They travel to the village where the civilians Red Mountain experimented on lived and enlist their help in avenging them. Travis knows prisoner transport protocol; they corner and ambush the convoy and get the boy back. Travis tells Lin to get the testimony to the authorities and decides to spend his last half hour alive delaying Red Mountain from pursuing her. He forces a surviving Red Mountain agent to drive him to base claiming he is the prisoner; when he arrives he kills several guards and drives the car into the building. He detonates the car and assaults the office where Jim and the Red Mountain leader, Wetzler, are holed up. After killing all the agents in the room, Wetzler tries to goad Travis into killing Jim, who knew that Wetzler ordered his wife and son killed in an attempt to keep him from quitting the company. Though angered, Travis feels remorse for all the killing he's done and lets Jim live. Jim then approaches Wetzler to kill him as police arrive. Though they warn him not to shoot, he shoots Wetzler and is killed by the police.

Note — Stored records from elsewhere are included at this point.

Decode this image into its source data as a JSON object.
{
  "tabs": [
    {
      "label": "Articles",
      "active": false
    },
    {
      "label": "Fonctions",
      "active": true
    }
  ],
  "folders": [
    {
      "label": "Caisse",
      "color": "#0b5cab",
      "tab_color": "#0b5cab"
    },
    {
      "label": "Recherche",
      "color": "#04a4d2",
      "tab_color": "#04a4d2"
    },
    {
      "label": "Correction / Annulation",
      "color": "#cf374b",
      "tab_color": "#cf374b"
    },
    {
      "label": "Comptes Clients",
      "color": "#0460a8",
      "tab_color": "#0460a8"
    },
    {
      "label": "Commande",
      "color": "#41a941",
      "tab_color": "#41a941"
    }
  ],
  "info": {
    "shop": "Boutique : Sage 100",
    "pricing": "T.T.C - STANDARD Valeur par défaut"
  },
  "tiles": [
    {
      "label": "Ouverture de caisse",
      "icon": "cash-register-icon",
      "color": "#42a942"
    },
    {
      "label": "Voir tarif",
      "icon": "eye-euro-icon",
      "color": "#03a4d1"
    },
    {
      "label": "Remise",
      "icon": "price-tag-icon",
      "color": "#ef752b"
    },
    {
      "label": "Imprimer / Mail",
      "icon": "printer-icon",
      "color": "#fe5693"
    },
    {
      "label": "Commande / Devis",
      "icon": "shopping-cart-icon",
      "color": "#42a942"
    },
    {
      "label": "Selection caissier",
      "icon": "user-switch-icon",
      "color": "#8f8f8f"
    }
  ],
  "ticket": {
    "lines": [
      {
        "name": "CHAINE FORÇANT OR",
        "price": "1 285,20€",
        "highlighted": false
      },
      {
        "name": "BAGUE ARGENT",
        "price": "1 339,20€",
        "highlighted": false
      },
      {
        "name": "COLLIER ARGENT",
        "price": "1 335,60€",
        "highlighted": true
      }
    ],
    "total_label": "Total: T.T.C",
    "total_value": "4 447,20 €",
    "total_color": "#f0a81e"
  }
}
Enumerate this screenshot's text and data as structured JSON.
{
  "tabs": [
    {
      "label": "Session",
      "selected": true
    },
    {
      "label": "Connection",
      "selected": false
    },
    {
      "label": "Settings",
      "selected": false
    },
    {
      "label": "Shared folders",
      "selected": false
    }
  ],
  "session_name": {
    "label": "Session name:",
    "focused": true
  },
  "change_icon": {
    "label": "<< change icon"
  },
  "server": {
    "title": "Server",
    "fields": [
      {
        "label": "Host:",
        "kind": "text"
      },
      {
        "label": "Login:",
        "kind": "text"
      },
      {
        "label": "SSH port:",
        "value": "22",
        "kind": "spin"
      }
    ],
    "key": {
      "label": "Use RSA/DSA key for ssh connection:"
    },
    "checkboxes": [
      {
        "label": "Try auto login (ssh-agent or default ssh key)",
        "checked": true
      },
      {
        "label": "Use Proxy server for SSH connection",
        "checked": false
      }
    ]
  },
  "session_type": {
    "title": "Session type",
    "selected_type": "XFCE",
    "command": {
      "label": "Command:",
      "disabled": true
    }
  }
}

Travis dies and has a vision of his family on a beach. He beckons for his son, but he runs away. Travis begins to hear the doctor's voice and awakes in the lab where he was first resurrected.

==Release==
Saban Films released the film on VOD and in select theaters on December 1, 2017. 24 Hours to Live has earned $5.8 million in worldwide theatrical box office, and sales of its DVD/Blu-ray releases have earned $1.7 million.

==Reception==
On review aggregator website Rotten Tomatoes, the film holds an approval rating of 52% based on 21 reviews, and an average rating of 4.92/10.